What the Giants would love is if Oakland GM Billy Beane temporarily lost his mind and took a trade package with either Fred Lewis or Jonathan Sanchez as the headliners. But the stock has never been lower on Lewis and Sanchez, so it’s highly doubtful Sabean gets any kind of decent value for those players right now.

Granted, what the Giants really need is a solid bat in the infield. Their second base production this year has been a disaster (although recent call-up Matt Downs has showed signs of being a capable bottom-of-the-order player) and Renteria’s offense goes from nauseating to infuriating on a nightly basis. Unless Travis Ishikawa suddenly gets hot (which he could – he does have two home runs in the last four games), the Giants could stand to add a bat at first base, too. (Or allow Pablo Sandoval to play 1B and acquire a third baseman.) That said, Aubrey Huff, Nick Johnson, Mark DeRosa, Troy Glaus, Luke Scott, Adam Dunn, Felipe Lopez and Adam Kennedy are all possibilities.

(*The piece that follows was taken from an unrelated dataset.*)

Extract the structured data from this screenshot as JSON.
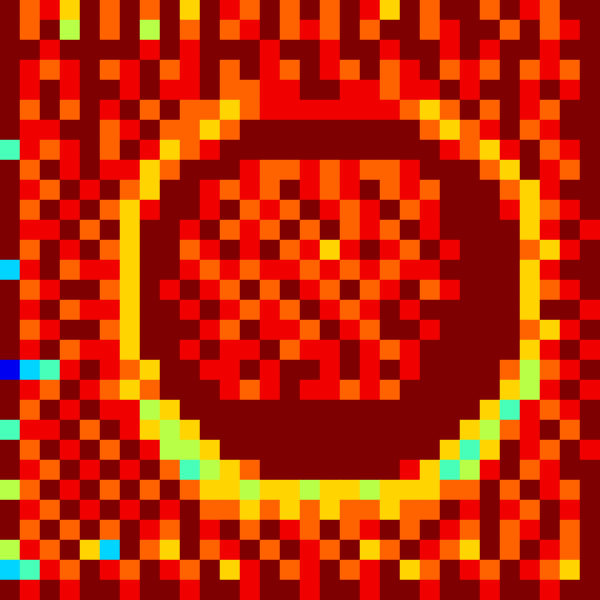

Also, the Giants have a 25-year old in Nate Schierholtz who is finally getting a chance to play more regularly and is starting to heat up. So with Schierholtz producing and Randy Winn already holding down the other corner spot, is there room for Holliday? Andres Torres is already proving to be a fine fourth outfielder, so if the Giants didn’t move one of their existing outfielders, acquiring Holliday doesn’t make much sense.

But if they’re looking to make a splash, then you can’t get much better than Holliday in terms of what’s currently available. He knows the NL West, he’s the middle-of-the-order bat that the Giants covet and who knows, maybe he’ll go on an Alcatraz tour, fall in love with the city and decide to sign a long-term deal.

Last year the Dodgers took a risk and traded for Ramirez and wound up in the NCLS. Holliday hasn’t exactly been tearing it up in Oakland this season, but maybe a move back to the NL is exactly what he, not to mention the Giants, need. Either way, San Fran needs an offensive piece to help end their five-year postseason drought.